/Dinkelbach2022_ANNarchyAutoTuning

Source code of simulations and analyses from Dinkelbach, Bouhlal, Vitay & Hamker (2022) Auto-Selection of an Optimal Sparse Matrix Format in the Neuro-Simulator ANNarchy.

Primary LanguagePythonGNU General Public License v2.0GPL-2.0

Dinkelbach2022_ANNarchyAutoTuning

Source code of simulations and analyses from Dinkelbach, Bouhlal, Vitay & Hamker (2022) Auto-Selection of an Optimal Sparse Matrix Format in the Neuro-Simulator ANNarchy Frontiers in Neuroinformatics doi: https://doi.org/10.3389/fninf.2022.877945

Authors

Pre-requisites

Pre-requisites are the following Python packages: csv, pandas, matplotlib, ANNarchy >= 4.7.1, TensorFlow >= 2.6.2 (we run all experiments with TensorFlow 2.6.2, we are unaware how large issues with up/down-ward compability are), Optuna 2.10.0 library and scikit-learn package 0.23.1.

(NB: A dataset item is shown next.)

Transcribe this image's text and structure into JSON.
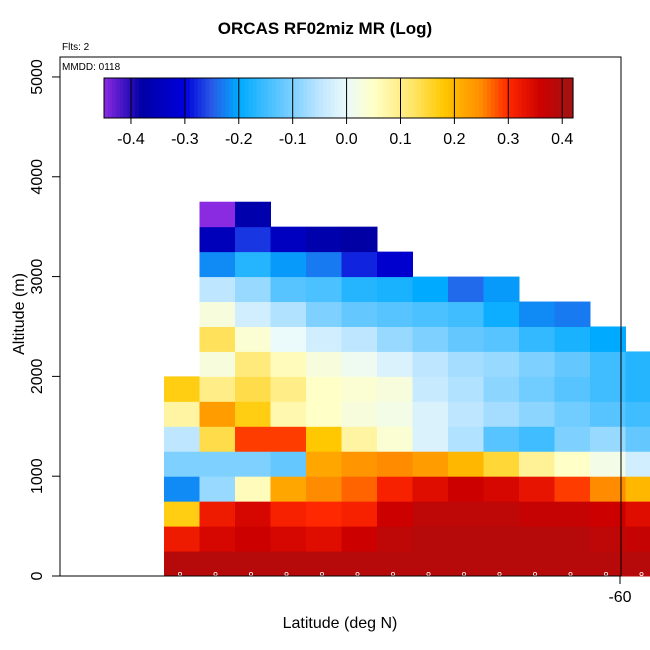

For more informations to the frameworks, please visit the project homepages:

Folder Structure

  • dense_vs_sparse:

    Contains files which are related to the comparison of the dense- and compressed sparse row matrix format.

  • generate_data:

    Generate the data set for the training of the neural network, see section spmv dataset generation for more details.

  • ml

    Contains all the files related to the neural network and the corresponding evaluations.

  • datasets

    Intended to store measurement results obtained by the generate_data/measure.py script.

  • figures

    Inteneded to store the figures produced by several scripts.

SpMV Dataset Generation

For the most evaluations, we need to produce the dataset first. The procedure is split into two parts: first the configurations and then the measurement. This splitting allows to create a set of configurations which can be run on several machines and allows to generate a comparable dataset.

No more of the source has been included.